No campo da actualidade, o Cardeal-Patriarca comenta a escalada de violência vivida ultimamente no Médio Oriente e o esforço de implementação do diálogo inter-religioso e ecuménico feito pela Igreja.

Folha do Domingo – Que comentário lhe merece a escalada de violência vivida ultimamente na Terra Santa?

D. José Policarpo – É uma tristeza muito grande. É, há muito tempo, uma terra conflituosa. Esperemos que haja uma espiral de bom senso para não deixar dramatizar ainda mais a situação porque aquela terra tem um mistério…

P – Também nesta área os cristãos têm a missão de continuar a implementar o diálogo inter-religioso e ecuménico…
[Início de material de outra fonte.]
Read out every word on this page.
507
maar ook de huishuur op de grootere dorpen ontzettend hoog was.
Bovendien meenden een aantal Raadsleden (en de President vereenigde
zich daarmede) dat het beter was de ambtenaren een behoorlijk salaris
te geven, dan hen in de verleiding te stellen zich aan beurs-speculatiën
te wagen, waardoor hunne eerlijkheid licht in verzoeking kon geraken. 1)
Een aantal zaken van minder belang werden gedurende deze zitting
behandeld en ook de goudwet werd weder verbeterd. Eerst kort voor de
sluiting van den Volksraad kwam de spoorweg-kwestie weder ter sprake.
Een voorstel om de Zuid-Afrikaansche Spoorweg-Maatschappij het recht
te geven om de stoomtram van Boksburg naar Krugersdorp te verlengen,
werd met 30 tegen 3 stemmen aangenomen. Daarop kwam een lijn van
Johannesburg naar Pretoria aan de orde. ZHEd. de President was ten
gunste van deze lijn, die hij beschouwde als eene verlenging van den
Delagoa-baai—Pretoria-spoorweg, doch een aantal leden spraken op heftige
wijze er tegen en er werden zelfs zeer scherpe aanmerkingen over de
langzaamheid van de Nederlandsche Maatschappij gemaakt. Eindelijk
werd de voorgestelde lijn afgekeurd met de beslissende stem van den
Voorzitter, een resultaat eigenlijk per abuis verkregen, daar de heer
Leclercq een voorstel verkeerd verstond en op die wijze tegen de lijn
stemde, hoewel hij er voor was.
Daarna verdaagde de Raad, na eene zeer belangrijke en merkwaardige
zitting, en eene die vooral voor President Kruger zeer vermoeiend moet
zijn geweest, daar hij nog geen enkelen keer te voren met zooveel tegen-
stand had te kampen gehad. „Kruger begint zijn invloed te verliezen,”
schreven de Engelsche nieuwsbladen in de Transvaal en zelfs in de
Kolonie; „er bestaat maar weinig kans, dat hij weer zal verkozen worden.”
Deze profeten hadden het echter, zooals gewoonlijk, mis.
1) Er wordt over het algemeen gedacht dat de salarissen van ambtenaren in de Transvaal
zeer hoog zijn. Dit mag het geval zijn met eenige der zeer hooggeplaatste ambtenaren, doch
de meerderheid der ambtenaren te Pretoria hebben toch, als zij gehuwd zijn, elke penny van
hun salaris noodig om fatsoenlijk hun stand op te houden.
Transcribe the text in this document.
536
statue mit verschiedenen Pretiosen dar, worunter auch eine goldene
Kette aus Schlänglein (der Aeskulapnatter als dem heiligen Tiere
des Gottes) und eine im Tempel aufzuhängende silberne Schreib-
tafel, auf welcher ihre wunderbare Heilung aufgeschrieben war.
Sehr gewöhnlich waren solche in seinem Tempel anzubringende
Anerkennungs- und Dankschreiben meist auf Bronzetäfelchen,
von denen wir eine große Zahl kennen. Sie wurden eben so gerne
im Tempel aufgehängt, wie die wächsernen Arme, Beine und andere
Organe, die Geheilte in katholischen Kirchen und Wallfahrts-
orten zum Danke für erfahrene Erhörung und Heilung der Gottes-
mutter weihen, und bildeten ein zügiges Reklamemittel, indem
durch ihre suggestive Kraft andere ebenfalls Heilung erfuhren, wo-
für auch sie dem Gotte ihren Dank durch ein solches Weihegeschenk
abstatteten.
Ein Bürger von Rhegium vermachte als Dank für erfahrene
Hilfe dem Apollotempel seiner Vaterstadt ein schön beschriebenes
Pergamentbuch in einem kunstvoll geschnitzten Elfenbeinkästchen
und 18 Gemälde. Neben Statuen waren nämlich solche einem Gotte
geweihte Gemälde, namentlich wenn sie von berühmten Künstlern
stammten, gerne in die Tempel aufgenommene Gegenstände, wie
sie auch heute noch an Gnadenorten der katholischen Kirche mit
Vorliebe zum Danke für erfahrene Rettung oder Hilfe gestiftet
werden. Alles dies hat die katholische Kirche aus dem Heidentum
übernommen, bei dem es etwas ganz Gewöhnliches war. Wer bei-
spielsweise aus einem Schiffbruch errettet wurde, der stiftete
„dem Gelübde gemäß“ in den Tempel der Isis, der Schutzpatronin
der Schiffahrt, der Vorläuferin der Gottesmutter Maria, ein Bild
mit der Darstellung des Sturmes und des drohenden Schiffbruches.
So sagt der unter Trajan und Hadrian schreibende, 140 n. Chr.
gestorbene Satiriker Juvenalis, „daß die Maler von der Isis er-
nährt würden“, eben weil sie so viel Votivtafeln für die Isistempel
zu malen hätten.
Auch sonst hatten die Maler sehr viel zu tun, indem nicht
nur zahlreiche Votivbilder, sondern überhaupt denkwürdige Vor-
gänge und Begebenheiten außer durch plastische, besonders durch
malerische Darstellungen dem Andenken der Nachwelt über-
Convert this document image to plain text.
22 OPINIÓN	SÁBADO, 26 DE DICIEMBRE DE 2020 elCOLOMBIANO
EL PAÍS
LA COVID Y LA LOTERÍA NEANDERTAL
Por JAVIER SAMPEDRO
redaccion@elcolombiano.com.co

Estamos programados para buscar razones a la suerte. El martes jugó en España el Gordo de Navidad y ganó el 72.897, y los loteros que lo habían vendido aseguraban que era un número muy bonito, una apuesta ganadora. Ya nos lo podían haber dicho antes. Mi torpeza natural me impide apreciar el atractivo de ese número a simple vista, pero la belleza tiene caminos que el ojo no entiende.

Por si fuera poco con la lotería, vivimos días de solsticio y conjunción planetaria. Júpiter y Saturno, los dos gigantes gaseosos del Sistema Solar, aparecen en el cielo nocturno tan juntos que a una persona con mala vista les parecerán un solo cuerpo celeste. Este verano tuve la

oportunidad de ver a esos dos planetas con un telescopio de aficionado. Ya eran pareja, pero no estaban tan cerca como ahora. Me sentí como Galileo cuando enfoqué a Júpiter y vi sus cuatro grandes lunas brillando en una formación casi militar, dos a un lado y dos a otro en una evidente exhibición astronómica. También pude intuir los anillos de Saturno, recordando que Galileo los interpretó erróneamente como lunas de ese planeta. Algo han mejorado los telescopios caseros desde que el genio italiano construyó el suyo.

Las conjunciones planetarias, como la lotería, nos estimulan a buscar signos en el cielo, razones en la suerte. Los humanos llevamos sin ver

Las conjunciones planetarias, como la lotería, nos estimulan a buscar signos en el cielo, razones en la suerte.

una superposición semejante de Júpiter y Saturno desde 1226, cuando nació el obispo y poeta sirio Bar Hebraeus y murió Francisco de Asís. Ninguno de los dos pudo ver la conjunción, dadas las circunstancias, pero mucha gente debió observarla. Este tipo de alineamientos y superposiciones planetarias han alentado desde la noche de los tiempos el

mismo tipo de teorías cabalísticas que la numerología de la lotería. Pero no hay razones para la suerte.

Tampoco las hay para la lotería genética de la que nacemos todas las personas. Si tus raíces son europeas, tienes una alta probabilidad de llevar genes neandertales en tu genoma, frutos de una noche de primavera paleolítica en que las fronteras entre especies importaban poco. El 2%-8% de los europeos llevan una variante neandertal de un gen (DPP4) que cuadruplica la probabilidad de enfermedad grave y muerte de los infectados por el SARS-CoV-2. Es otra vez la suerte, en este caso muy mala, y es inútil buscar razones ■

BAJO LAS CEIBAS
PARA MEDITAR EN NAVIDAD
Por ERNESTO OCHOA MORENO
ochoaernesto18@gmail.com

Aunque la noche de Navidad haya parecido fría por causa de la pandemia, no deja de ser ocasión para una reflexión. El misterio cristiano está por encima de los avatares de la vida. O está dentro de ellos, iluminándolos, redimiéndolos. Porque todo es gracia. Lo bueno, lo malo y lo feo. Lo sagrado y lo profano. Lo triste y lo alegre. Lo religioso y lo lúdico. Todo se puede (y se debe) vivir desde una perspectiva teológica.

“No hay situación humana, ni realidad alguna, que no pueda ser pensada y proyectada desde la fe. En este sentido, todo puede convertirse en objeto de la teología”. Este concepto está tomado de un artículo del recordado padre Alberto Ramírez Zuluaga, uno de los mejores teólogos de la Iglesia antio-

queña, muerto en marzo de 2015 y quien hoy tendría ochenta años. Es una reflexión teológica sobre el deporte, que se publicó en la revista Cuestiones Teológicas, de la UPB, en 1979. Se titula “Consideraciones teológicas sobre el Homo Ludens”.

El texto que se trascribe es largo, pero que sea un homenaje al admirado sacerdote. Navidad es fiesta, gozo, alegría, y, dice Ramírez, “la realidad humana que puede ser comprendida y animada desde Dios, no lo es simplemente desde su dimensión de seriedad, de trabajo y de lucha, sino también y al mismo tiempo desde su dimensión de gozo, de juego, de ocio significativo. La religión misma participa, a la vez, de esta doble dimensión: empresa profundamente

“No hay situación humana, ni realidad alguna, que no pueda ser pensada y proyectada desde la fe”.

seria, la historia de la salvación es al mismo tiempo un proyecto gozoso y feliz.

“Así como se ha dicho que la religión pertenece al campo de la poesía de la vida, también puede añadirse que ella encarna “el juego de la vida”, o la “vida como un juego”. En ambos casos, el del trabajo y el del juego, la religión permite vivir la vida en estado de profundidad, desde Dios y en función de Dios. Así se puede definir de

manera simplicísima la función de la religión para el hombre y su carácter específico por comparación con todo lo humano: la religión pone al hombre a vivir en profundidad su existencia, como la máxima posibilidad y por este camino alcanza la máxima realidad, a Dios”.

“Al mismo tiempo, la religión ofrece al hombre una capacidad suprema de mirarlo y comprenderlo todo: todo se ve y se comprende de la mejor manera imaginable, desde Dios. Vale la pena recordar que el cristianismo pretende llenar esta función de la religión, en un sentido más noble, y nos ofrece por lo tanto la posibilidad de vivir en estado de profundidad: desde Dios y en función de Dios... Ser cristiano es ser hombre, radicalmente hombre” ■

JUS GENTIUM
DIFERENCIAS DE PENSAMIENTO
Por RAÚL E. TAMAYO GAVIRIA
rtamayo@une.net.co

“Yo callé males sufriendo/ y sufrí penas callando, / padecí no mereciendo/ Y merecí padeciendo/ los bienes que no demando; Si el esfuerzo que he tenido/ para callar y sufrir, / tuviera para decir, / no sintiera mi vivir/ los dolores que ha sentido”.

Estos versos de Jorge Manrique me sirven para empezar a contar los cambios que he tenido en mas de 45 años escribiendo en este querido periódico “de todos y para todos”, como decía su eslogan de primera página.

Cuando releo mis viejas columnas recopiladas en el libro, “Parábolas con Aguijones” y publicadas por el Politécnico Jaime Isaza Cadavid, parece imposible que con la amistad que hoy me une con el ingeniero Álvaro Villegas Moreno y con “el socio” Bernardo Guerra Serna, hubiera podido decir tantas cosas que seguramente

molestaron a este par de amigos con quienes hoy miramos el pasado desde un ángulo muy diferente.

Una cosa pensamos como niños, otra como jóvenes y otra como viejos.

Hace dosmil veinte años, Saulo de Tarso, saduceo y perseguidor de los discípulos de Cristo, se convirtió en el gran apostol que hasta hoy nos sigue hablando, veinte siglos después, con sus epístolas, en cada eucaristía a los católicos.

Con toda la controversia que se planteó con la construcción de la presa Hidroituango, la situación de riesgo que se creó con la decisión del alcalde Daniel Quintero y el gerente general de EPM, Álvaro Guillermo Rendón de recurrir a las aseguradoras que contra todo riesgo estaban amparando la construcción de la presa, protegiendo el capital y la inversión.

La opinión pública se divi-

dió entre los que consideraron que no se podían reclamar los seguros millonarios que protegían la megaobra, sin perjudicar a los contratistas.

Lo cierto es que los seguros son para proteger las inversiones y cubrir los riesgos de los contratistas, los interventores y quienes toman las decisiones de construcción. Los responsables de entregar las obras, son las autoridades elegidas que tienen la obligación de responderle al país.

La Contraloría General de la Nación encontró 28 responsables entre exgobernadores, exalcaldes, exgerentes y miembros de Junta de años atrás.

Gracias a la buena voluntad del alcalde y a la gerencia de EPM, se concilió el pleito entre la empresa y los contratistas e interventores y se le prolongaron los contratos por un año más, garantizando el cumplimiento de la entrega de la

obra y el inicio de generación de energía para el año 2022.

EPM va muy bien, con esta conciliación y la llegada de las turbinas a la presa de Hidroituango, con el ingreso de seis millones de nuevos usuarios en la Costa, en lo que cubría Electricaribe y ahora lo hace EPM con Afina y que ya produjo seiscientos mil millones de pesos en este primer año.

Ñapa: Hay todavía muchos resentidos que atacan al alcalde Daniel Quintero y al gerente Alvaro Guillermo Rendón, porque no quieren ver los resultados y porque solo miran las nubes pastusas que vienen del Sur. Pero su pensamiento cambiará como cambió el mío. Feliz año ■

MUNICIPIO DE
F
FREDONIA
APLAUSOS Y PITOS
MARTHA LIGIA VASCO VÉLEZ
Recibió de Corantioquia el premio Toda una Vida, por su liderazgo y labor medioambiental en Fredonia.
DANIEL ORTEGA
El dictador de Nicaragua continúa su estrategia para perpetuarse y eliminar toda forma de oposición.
R – Sobretudo um respeito muito sincero e esse respeito é tanto maior quanto nós descobrirmos aquilo que é mesmo o dom da nossa fé. Enfraquecemo-nos se vamos para o diálogo inter-religioso a pensar que a nossa fé é igual à deles. O diálogo inter-religioso é tão mais fecundo quanto eu tenho dentro do meu coração aquele sentido de que Nosso Senhor Jesus Cristo é único.

P – Como avalia o esforço feito pela Igreja neste sentido?

R – O mundo é uma aldeia global. As grandes religiões são conhecidas e o caminho para a fé, para a justiça e para a paz tem de ser feito com a convergência de tudo aquilo que pode ajudar.

P – O Santo Padre tem dado bons exemplos disso…

R – Tem dado um sentido muito grande a isso.